Życzę szybkiej kuracji kota i miłych wrażeń w obserwowaniu zaznajamiania się kotów po kwarantannie :wink:

PostNapisane: Śro wrz 28, 2005 21:04
przez Maggda
Giles - twoi nowi rodzice są cudowni i mają wielkie serca :). Gratuluję ci nowego domku :). A wam życzę powodzenia w dogadywaniu się kotów :)

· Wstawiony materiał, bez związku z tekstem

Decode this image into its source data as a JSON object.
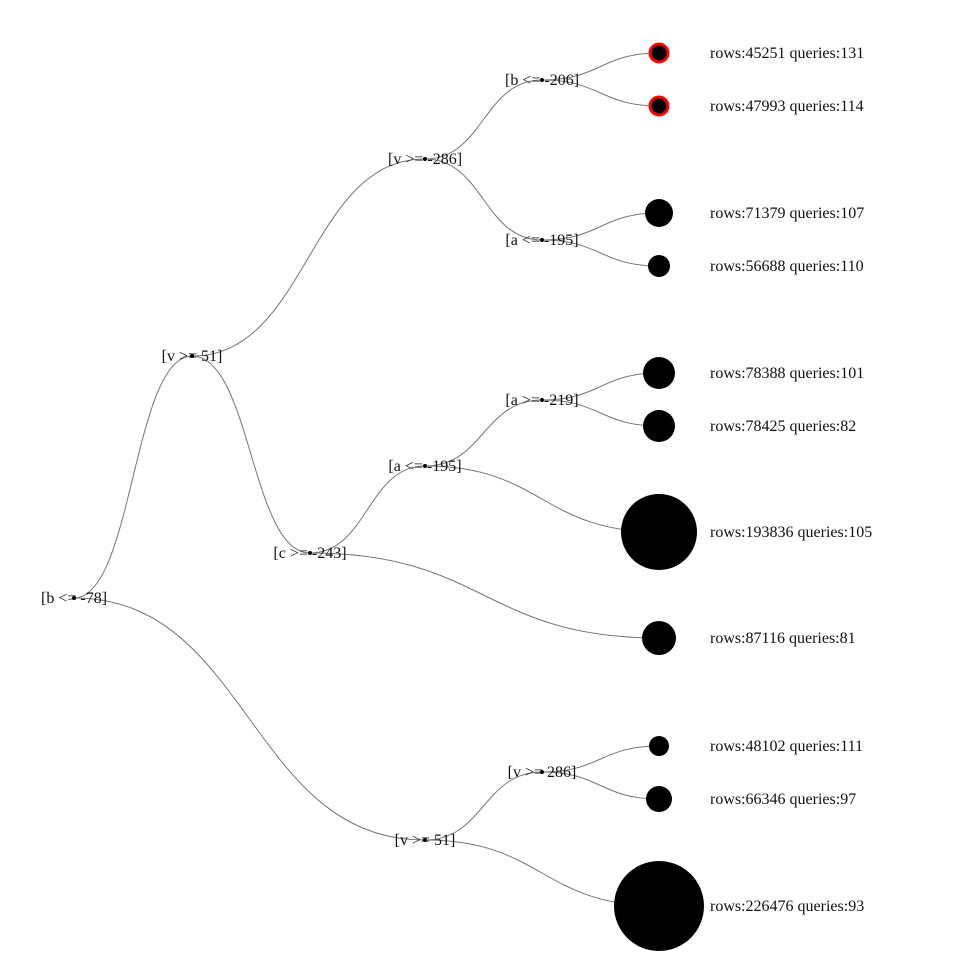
{
  "tree": {
    "label": "[b <= -78]",
    "children": [
      {
        "label": "[v >= 51]",
        "children": [
          {
            "label": "[v >= -286]",
            "children": [
              {
                "label": "[b <= -206]",
                "children": [
                  {
                    "leaf": "rows:45251 queries:131",
                    "rows": 45251,
                    "queries": 131,
                    "highlight": true
                  },
                  {
                    "leaf": "rows:47993 queries:114",
                    "rows": 47993,
                    "queries": 114,
                    "highlight": true
                  }
                ]
              },
              {
                "label": "[a <= -195]",
                "children": [
                  {
                    "leaf": "rows:71379 queries:107",
                    "rows": 71379,
                    "queries": 107
                  },
                  {
                    "leaf": "rows:56688 queries:110",
                    "rows": 56688,
                    "queries": 110
                  }
                ]
              }
            ]
          },
          {
            "label": "[c >= -243]",
            "children": [
              {
                "label": "[a <= -195]",
                "children": [
                  {
                    "label": "[a >= -219]",
                    "children": [
                      {
                        "leaf": "rows:78388 queries:101",
                        "rows": 78388,
                        "queries": 101
                      },
                      {
                        "leaf": "rows:78425 queries:82",
                        "rows": 78425,
                        "queries": 82
                      }
                    ]
                  },
                  {
                    "leaf": "rows:193836 queries:105",
                    "rows": 193836,
                    "queries": 105
                  }
                ]
              },
              {
                "leaf": "rows:87116 queries:81",
                "rows": 87116,
                "queries": 81
              }
            ]
          }
        ]
      },
      {
        "label": "[v >= 51]",
        "children": [
          {
            "label": "[v >= 286]",
            "children": [
              {
                "leaf": "rows:48102 queries:111",
                "rows": 48102,
                "queries": 111
              },
              {
                "leaf": "rows:66346 queries:97",
                "rows": 66346,
                "queries": 97
              }
            ]
          },
          {
            "leaf": "rows:226476 queries:93",
            "rows": 226476,
            "queries": 93
          }
        ]
      }
    ]
  },
  "colors": {
    "link": "#777777",
    "leaf_fill": "#000000",
    "highlight_stroke": "#ff0000"
  }
}
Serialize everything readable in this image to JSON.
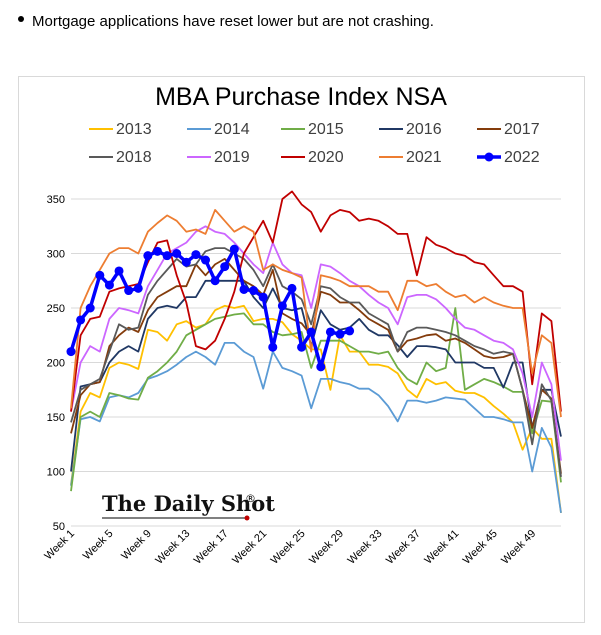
{
  "note": {
    "icon": "bullet-icon",
    "text": "Mortgage applications have reset lower but are not crashing."
  },
  "brand": {
    "name": "The Daily Shot",
    "mark": "®"
  },
  "chart_data": {
    "type": "line",
    "title": "MBA Purchase Index NSA",
    "xlabel": "",
    "ylabel": "",
    "x_ticks": [
      "Week 1",
      "Week 5",
      "Week 9",
      "Week 13",
      "Week 17",
      "Week 21",
      "Week 25",
      "Week 29",
      "Week 33",
      "Week 37",
      "Week 41",
      "Week 45",
      "Week 49"
    ],
    "x_tick_weeks": [
      1,
      5,
      9,
      13,
      17,
      21,
      25,
      29,
      33,
      37,
      41,
      45,
      49
    ],
    "xlim": [
      1,
      52
    ],
    "ylim": [
      50,
      350
    ],
    "y_ticks": [
      50,
      100,
      150,
      200,
      250,
      300,
      350
    ],
    "grid": "horizontal",
    "legend_position": "top",
    "series": [
      {
        "name": "2013",
        "color": "#FFC000",
        "values": [
          88,
          155,
          172,
          168,
          195,
          200,
          198,
          194,
          230,
          228,
          220,
          235,
          238,
          232,
          235,
          248,
          252,
          250,
          252,
          238,
          240,
          240,
          237,
          226,
          220,
          212,
          212,
          175,
          225,
          210,
          210,
          198,
          198,
          196,
          190,
          175,
          168,
          185,
          180,
          182,
          174,
          172,
          172,
          168,
          160,
          153,
          145,
          120,
          140,
          130,
          130,
          62
        ]
      },
      {
        "name": "2014",
        "color": "#5B9BD5",
        "values": [
          87,
          148,
          150,
          146,
          168,
          170,
          168,
          172,
          185,
          188,
          192,
          198,
          205,
          210,
          205,
          198,
          218,
          218,
          210,
          205,
          176,
          210,
          195,
          192,
          188,
          158,
          185,
          185,
          182,
          180,
          176,
          176,
          170,
          160,
          146,
          165,
          165,
          163,
          165,
          168,
          167,
          166,
          158,
          150,
          150,
          148,
          145,
          145,
          100,
          140,
          122,
          62
        ]
      },
      {
        "name": "2015",
        "color": "#70AD47",
        "values": [
          82,
          150,
          155,
          150,
          172,
          170,
          167,
          166,
          186,
          192,
          200,
          210,
          225,
          230,
          235,
          240,
          242,
          244,
          245,
          235,
          235,
          228,
          225,
          226,
          228,
          195,
          220,
          220,
          220,
          215,
          210,
          210,
          208,
          210,
          195,
          185,
          180,
          200,
          192,
          195,
          250,
          175,
          180,
          185,
          182,
          178,
          173,
          173,
          135,
          165,
          164,
          90
        ]
      },
      {
        "name": "2016",
        "color": "#203864",
        "values": [
          100,
          178,
          180,
          182,
          200,
          210,
          215,
          210,
          240,
          250,
          252,
          250,
          260,
          260,
          275,
          275,
          275,
          275,
          275,
          260,
          250,
          268,
          250,
          248,
          250,
          215,
          248,
          235,
          230,
          232,
          240,
          230,
          225,
          225,
          216,
          205,
          215,
          215,
          214,
          212,
          200,
          200,
          200,
          195,
          195,
          177,
          200,
          200,
          140,
          175,
          175,
          132
        ]
      },
      {
        "name": "2017",
        "color": "#843C0C",
        "values": [
          135,
          170,
          180,
          182,
          215,
          225,
          232,
          228,
          248,
          260,
          265,
          270,
          270,
          290,
          280,
          290,
          295,
          285,
          275,
          270,
          262,
          285,
          245,
          240,
          236,
          225,
          265,
          262,
          255,
          255,
          248,
          240,
          235,
          230,
          210,
          220,
          222,
          225,
          226,
          220,
          222,
          218,
          212,
          206,
          204,
          205,
          208,
          175,
          140,
          175,
          167,
          98
        ]
      },
      {
        "name": "2018",
        "color": "#595959",
        "values": [
          145,
          175,
          180,
          185,
          210,
          235,
          230,
          232,
          262,
          275,
          285,
          295,
          288,
          290,
          302,
          305,
          305,
          300,
          295,
          285,
          270,
          290,
          270,
          265,
          258,
          235,
          270,
          268,
          260,
          255,
          255,
          245,
          240,
          235,
          210,
          228,
          232,
          232,
          230,
          228,
          225,
          220,
          215,
          212,
          208,
          210,
          208,
          175,
          125,
          180,
          165,
          95
        ]
      },
      {
        "name": "2019",
        "color": "#CC66FF",
        "values": [
          155,
          200,
          215,
          210,
          240,
          250,
          248,
          245,
          270,
          285,
          300,
          305,
          310,
          320,
          325,
          320,
          318,
          310,
          300,
          290,
          282,
          310,
          290,
          282,
          280,
          250,
          290,
          288,
          282,
          275,
          270,
          262,
          255,
          250,
          235,
          260,
          262,
          262,
          258,
          250,
          240,
          232,
          230,
          225,
          220,
          218,
          212,
          190,
          150,
          200,
          180,
          110
        ]
      },
      {
        "name": "2020",
        "color": "#C00000",
        "values": [
          155,
          225,
          240,
          242,
          265,
          268,
          270,
          272,
          292,
          310,
          312,
          280,
          255,
          215,
          212,
          220,
          240,
          265,
          300,
          315,
          330,
          310,
          350,
          357,
          345,
          338,
          320,
          335,
          340,
          338,
          330,
          332,
          330,
          325,
          318,
          318,
          280,
          315,
          308,
          305,
          300,
          298,
          292,
          290,
          280,
          270,
          270,
          265,
          180,
          245,
          238,
          155
        ]
      },
      {
        "name": "2021",
        "color": "#ED7D31",
        "values": [
          158,
          250,
          270,
          285,
          300,
          305,
          305,
          300,
          320,
          328,
          335,
          330,
          320,
          322,
          318,
          340,
          330,
          320,
          325,
          320,
          285,
          290,
          285,
          282,
          278,
          210,
          280,
          278,
          275,
          270,
          270,
          270,
          265,
          265,
          248,
          275,
          275,
          270,
          272,
          265,
          260,
          262,
          255,
          260,
          255,
          252,
          250,
          250,
          190,
          225,
          218,
          150
        ]
      },
      {
        "name": "2022",
        "color": "#0000FF",
        "marker": "circle",
        "values": [
          210,
          239,
          250,
          280,
          271,
          284,
          266,
          268,
          298,
          302,
          298,
          300,
          292,
          299,
          294,
          275,
          288,
          304,
          267,
          266,
          260,
          214,
          252,
          268,
          214,
          228,
          196,
          228,
          226,
          229
        ]
      }
    ]
  }
}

PostNapisane: Śro wrz 28, 2005 21:50
przez thvar
czkawka forum :-)

PostNapisane: Śro wrz 28, 2005 21:52
przez thvar
i jeszcze jedna czkawka :)

PostNapisane: Śro wrz 28, 2005 21:55
przez thvar
Wieczorna maść zadana, witamina c połknięta bez protestów (choć też bez aktywnej współpracy ;-)). Oczko ropieje, ale pracujemy nad nim. Postanowiłam, że przyspieszymy pozbywanie się z kota schroniska i właśnie Gilesa wyszczotkowałam. Z pewną nieśmiałością, jak sie okazało zupełnie niepotrzebną. Albo przywykł do czesania, albo uznał, że mam takie dziwne pomysły, ale w sumie przyjemne i czemu nie :-). Mruczał jak duży motor, nawet mi brzuszek odsłonił, uwalony w wannie. Teraz znów śpi.

Etrea zjadła kolację, zaliczyła już kuwetę (uff, trochę się bałam, bo w końcu przestawiona). Teraz też śpi na łóżku. Giles jeszcze się nie załatwił (rano zrobił siusiu do transportera) i to mnie martwi trochę. Ale może potrzebuje czasu.